The books, songs and art we produce are usually aimed at convinced Christians. This kind of preaching is effective in reaching people willing to enter our social location and accept our discourse, but we do not have much of a language for those who do not come to hear us. In sum, we accept a privatized role speaking to individual issues in a secularized society.
But a good-ol’ return to the Scriptures shows that the biblical story is wider. It starts with creation and proceeds to Jesus’ resurrection, ascension, and future renewal of all things. It gives us a cultural mandate, besides the great commission; it teaches us to seek the welfare of the city, not just of our Christian tribe; it portrays Jesus healing bodies besides saving souls and God’s new creation as a garden-city where the original garden with the tree of life is enriched by the best of human culture.

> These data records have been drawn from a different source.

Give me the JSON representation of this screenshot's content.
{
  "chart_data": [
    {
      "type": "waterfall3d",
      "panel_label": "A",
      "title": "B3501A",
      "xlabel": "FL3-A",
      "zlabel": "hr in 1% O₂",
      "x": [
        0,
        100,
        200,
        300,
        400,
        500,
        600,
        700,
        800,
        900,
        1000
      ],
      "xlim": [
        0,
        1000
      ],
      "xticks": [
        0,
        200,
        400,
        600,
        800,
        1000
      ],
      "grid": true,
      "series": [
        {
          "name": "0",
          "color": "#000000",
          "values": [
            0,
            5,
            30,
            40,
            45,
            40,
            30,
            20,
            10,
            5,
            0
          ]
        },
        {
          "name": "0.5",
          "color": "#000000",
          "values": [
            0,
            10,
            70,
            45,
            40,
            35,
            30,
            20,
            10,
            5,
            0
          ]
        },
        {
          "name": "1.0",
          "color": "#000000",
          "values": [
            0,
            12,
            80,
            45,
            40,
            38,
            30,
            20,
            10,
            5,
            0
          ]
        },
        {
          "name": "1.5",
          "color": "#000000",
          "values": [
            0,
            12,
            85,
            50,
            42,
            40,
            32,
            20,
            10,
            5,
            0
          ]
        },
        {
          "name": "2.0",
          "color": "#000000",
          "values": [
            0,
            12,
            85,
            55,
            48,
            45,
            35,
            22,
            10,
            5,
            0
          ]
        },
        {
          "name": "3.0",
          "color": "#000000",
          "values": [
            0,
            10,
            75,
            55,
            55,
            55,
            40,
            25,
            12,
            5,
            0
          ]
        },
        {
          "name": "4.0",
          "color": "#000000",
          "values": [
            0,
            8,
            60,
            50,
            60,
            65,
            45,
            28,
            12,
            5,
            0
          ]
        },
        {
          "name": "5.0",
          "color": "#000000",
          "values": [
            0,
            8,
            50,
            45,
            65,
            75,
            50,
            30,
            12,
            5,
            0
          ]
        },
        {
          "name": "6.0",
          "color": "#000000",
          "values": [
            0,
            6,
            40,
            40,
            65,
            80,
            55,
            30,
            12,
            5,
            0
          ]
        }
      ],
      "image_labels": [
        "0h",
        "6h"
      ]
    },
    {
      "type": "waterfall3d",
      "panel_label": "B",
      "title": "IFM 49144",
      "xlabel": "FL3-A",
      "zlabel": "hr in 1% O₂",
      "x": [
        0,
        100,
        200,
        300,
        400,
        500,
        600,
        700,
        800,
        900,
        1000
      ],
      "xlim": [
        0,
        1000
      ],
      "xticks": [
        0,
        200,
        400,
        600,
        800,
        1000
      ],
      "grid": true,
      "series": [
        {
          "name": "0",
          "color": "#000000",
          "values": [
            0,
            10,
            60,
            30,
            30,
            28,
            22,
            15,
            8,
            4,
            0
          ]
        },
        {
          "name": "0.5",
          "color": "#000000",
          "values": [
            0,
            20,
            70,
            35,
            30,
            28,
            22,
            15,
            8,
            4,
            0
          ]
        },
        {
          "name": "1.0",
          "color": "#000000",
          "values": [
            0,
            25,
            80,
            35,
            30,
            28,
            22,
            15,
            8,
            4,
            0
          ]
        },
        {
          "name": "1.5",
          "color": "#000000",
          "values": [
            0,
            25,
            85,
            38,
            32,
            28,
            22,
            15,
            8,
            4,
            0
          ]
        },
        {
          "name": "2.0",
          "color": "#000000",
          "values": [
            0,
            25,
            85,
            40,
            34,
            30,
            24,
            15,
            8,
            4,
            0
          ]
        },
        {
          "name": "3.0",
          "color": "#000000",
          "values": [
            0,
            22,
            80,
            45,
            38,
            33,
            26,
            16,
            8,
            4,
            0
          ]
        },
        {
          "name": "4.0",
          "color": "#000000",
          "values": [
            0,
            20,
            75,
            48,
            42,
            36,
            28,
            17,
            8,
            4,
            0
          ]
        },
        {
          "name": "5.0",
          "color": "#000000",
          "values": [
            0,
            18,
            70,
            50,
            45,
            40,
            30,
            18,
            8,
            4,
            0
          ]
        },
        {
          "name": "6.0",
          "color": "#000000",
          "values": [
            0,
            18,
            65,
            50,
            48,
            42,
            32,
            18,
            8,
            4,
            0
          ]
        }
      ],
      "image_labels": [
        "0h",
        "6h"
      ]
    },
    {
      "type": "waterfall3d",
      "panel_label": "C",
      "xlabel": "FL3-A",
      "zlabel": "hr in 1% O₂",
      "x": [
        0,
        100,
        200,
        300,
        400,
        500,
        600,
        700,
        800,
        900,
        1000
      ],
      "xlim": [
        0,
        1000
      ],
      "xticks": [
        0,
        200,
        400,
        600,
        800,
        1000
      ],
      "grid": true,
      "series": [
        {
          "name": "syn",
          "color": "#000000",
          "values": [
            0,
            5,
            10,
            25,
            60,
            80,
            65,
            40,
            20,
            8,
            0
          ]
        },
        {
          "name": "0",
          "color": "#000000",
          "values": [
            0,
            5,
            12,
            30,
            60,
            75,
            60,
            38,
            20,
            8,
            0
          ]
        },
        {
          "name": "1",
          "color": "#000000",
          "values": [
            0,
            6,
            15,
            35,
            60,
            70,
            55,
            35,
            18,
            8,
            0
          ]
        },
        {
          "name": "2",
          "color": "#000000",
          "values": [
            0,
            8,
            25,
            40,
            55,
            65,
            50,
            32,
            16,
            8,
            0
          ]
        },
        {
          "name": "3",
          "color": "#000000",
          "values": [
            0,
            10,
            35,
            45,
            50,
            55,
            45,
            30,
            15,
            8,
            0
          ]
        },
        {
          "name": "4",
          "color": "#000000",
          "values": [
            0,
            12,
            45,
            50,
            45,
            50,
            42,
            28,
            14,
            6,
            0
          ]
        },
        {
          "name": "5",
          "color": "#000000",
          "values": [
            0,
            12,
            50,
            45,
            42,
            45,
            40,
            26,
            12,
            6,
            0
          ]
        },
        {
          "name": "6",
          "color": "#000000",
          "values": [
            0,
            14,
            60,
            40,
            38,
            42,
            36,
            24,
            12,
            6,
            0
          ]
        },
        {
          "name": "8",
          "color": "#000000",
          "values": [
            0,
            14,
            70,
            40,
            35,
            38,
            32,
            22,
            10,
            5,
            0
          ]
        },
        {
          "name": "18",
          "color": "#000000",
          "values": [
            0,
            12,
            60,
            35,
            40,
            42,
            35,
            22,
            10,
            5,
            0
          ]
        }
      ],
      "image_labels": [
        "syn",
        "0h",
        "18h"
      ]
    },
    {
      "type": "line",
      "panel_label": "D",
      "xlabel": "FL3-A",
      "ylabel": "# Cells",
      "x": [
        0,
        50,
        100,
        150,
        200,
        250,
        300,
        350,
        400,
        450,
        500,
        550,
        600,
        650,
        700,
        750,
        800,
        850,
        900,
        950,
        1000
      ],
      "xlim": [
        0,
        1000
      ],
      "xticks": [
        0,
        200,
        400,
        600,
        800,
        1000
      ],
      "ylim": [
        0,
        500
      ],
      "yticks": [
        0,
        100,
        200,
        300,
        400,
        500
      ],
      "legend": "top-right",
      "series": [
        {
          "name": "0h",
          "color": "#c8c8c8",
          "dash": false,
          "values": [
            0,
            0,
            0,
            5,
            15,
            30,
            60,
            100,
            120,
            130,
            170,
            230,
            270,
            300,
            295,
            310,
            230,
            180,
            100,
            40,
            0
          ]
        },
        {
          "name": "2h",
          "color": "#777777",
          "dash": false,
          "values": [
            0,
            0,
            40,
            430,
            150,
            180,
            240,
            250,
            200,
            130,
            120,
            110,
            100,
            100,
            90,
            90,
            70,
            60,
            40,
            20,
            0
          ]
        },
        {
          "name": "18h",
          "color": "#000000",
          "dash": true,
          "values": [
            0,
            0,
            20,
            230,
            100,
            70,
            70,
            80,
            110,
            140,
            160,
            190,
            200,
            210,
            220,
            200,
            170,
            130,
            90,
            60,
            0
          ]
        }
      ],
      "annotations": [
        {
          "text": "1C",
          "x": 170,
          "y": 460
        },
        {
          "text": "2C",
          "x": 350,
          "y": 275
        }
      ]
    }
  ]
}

Jon Tyson and Heather Grizzle write in A Creative Minority,
… many Christians have been taught only half the story – that we were born sinners and our focus should be on getting ourselves and others to heaven…. However, if we live out the fullness of God’s story, we recognize that we are made in God’s image, and our purpose is to join God in the renewal of all things. Every person is dignity and every job matters because it is part of God’s good creation. A Creative Minority has an alternative vision of faith and work that encompasses everyone’s life, not just some sort of Christian elite class.1
To be a creative minority is a social role larger than the role many Evangelicals are accustomed to. It means, for instance, envisioning the “church” not just the gathered church but also the scattered church, made by the contributions not just of the clergy but of the whole people of God in all areas of human life. As Miroslav Volf writes in A Public Faith,
The Christian faith malfunctions when it is practiced as a mystical religion in which ascent is followed by a barren rather than creative return, a return that has no positive purpose for the world. The ascent is the receptive moment… The return is the creative moment.”2
Such creative return requires the confidence that we have something worthy to say and the courage to say it. At the same time, we are called to give “a reason for the hope” that is in us “with “gentleness and respect.”3 We do so not out of a pursuit of power but to humbly serve the common good. In the words of painter Makoto Mujimura, “Culture is not a territory to be won or lost but a resource we are called to steward with care. Culture is a garden to be cultivated.”4
1. Jon Tyson and Heather Grizzle, A Creative Minority: Influencing Culture Through Redemptive Participation (2016), 27, 29.
2. Miroslav Volf, A Public Faith: How Followers of Christ Should Serve the Common Good (Brazos Press, 2017), 7-8.
3. 1 Peter 3:15
4. Makoto Fujimura, Culture Care: Reconnecting with Beauty for Our Common Life (Grand Rapids, IVPress, 2017), 40.